Advertisement

Court Upholds Easing of State Medicaid Rule

Share

A move by California to increase the amount of income a medically needy couple can keep for non-medical needs and remain eligible for Medicaid has been upheld by the U.S. 9th Circuit Court of Appeals, which overruled the federal government.

Although about 22,000 people are nominally affected by the decision, state Medicaid eligibility policy chief Gary M. Pettigrew said the net result is simply to maintain the medically needy income level increase that has been in place since the Legislature acted in 1983.
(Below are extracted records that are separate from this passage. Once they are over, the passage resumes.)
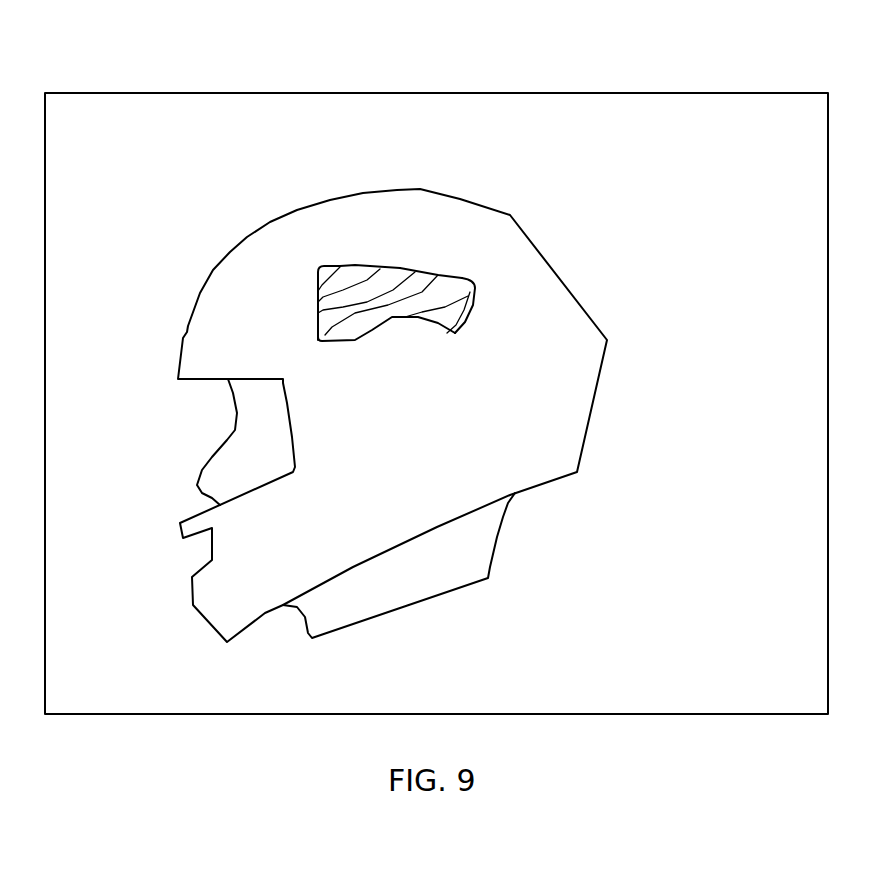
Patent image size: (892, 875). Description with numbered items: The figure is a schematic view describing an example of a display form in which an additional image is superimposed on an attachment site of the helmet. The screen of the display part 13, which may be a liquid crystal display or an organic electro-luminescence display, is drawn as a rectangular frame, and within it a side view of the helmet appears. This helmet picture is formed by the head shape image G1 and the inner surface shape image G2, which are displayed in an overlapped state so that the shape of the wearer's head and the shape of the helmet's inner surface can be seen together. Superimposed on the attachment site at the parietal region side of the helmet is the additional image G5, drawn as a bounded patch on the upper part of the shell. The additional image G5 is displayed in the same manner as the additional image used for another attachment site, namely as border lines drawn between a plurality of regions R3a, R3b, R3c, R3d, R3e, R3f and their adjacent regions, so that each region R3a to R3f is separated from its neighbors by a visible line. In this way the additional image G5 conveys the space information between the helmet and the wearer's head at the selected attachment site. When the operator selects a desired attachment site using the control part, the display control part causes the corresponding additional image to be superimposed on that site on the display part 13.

The display part 13 is at (470, 93).
The head shape image G1 is at (203, 465).
The inner surface shape image G2 is at (513, 213).
The additional image G5 is at (367, 345).
The region R3a is at (327, 268).
The region R3b is at (313, 283).
The region R3c is at (375, 270).
The region R3d is at (422, 270).
The region R3e is at (472, 276).
The region R3f is at (442, 324).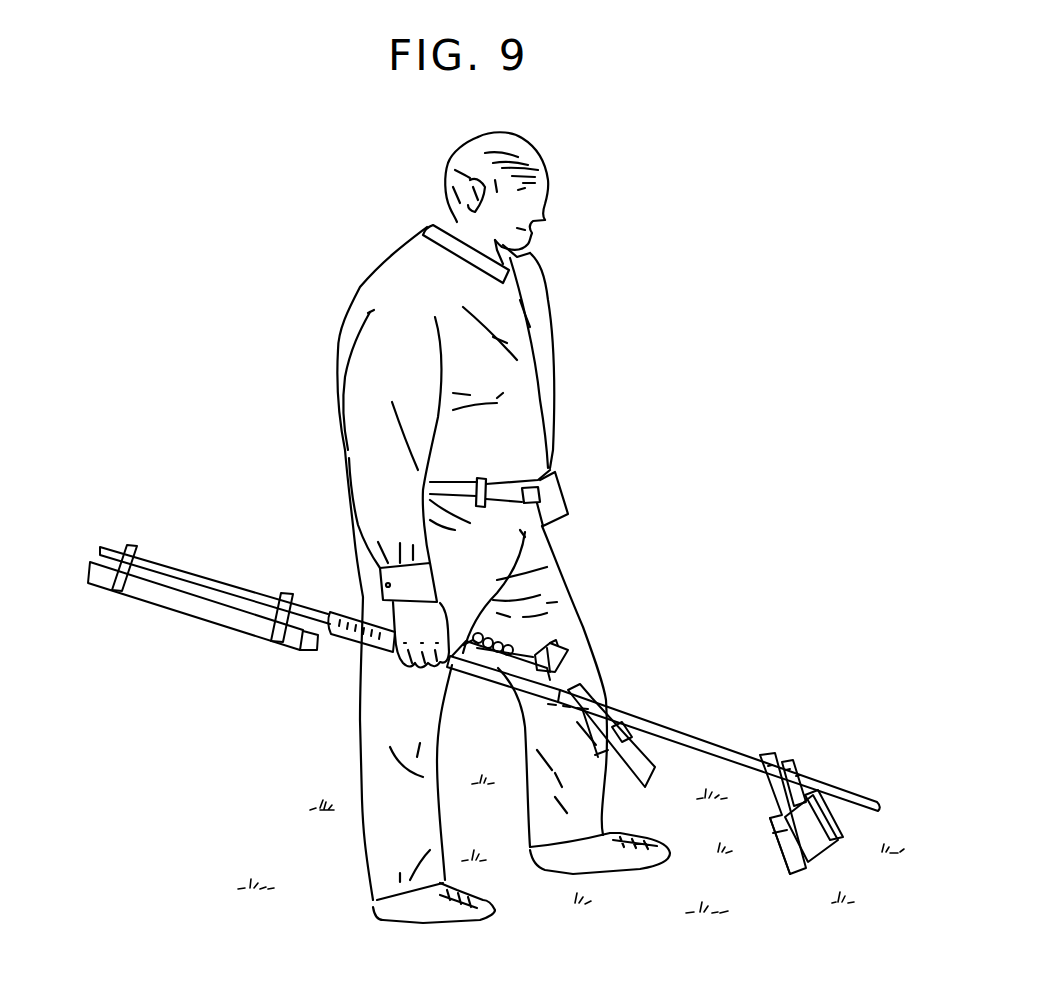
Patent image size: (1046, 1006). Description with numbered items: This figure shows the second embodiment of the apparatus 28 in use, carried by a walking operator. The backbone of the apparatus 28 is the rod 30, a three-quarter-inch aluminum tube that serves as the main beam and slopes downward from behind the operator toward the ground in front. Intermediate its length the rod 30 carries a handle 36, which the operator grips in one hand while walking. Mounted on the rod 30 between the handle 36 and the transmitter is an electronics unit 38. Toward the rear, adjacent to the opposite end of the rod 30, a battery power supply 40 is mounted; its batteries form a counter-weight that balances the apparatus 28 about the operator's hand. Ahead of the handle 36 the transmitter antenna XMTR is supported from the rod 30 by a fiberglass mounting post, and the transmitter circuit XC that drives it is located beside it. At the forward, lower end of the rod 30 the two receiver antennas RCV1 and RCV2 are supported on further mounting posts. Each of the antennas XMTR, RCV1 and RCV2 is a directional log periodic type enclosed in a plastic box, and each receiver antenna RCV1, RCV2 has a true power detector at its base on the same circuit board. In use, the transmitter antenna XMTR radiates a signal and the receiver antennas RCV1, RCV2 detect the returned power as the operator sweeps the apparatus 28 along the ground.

The apparatus 28 is at (690, 713).
The rod 30 is at (827, 790).
The handle 36 is at (357, 640).
The electronics unit 38 is at (576, 671).
The battery power supply 40 is at (190, 595).
The transmitter antenna XMTR is at (633, 734).
The transmitter circuit XC is at (580, 724).
The receiver antenna RCV1 is at (844, 838).
The receiver antenna RCV2 is at (784, 860).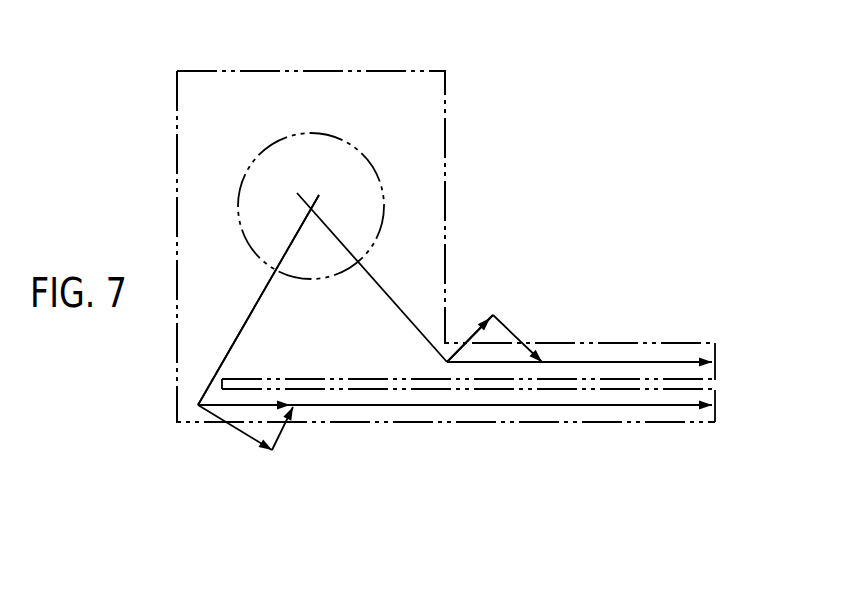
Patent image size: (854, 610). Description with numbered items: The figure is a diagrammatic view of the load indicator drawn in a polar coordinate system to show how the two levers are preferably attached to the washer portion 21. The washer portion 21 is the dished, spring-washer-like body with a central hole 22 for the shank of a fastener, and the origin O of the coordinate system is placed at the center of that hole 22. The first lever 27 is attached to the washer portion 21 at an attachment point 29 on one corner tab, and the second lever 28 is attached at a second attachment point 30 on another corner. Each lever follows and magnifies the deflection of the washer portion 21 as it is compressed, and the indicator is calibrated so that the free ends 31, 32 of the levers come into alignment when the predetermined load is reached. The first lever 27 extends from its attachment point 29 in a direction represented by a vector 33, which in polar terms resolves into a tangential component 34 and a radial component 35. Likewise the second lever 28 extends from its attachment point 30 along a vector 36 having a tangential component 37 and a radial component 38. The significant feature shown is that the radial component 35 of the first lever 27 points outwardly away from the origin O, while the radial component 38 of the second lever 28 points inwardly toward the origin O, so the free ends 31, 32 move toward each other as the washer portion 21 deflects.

The washer portion 21 is at (438, 190).
The central hole 22 is at (353, 146).
The origin O is at (316, 206).
The first lever 27 is at (595, 343).
The second lever 28 is at (548, 424).
The attachment point 29 is at (447, 362).
The second attachment point 30 is at (198, 405).
The free end of the first lever 31 is at (716, 350).
The free end of the second lever 32 is at (716, 395).
The directional vector of the first lever 33 is at (665, 362).
The tangential component 34 is at (473, 330).
The radial component 35 is at (508, 327).
The directional vector of the second lever 36 is at (345, 407).
The tangential component 37 is at (240, 430).
The radial component 38 is at (283, 420).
The U.S. Department of Health and Human Services has threatened to withdraw its reimbursement to California for those cases, Pettigrew said, but the state has not been penalized to date. It is not known whether federal officials plan to appeal the 9th Circuit Court’s decision to the U.S. Supreme Court.

Advertisement

Income Level Raises

Under the state’s 1983 amendment to its Medicaid plan, the medically needy income level for couples considered needy but not eligible for welfare was raised from $544 to $709 a month. It has since been increased twice and is now $784 a month, Pettigrew said.

The federal administrator of health care financing and then-Secretary of Health and Human Services Margaret Heckler disapproved of the California change on grounds that it violated a provision of the Social Security Act that limits the amount the medically need income level can be raised.

But the 9th Circuit Court, noting that the Legislature acted in response to findings that elderly and disabled adults incur greater living expenses than families with dependent children, concluded that the law afforded some leeway and thus found that the federal disapproval was “arbitrary and capricious,” as well as not being in accordance with the law.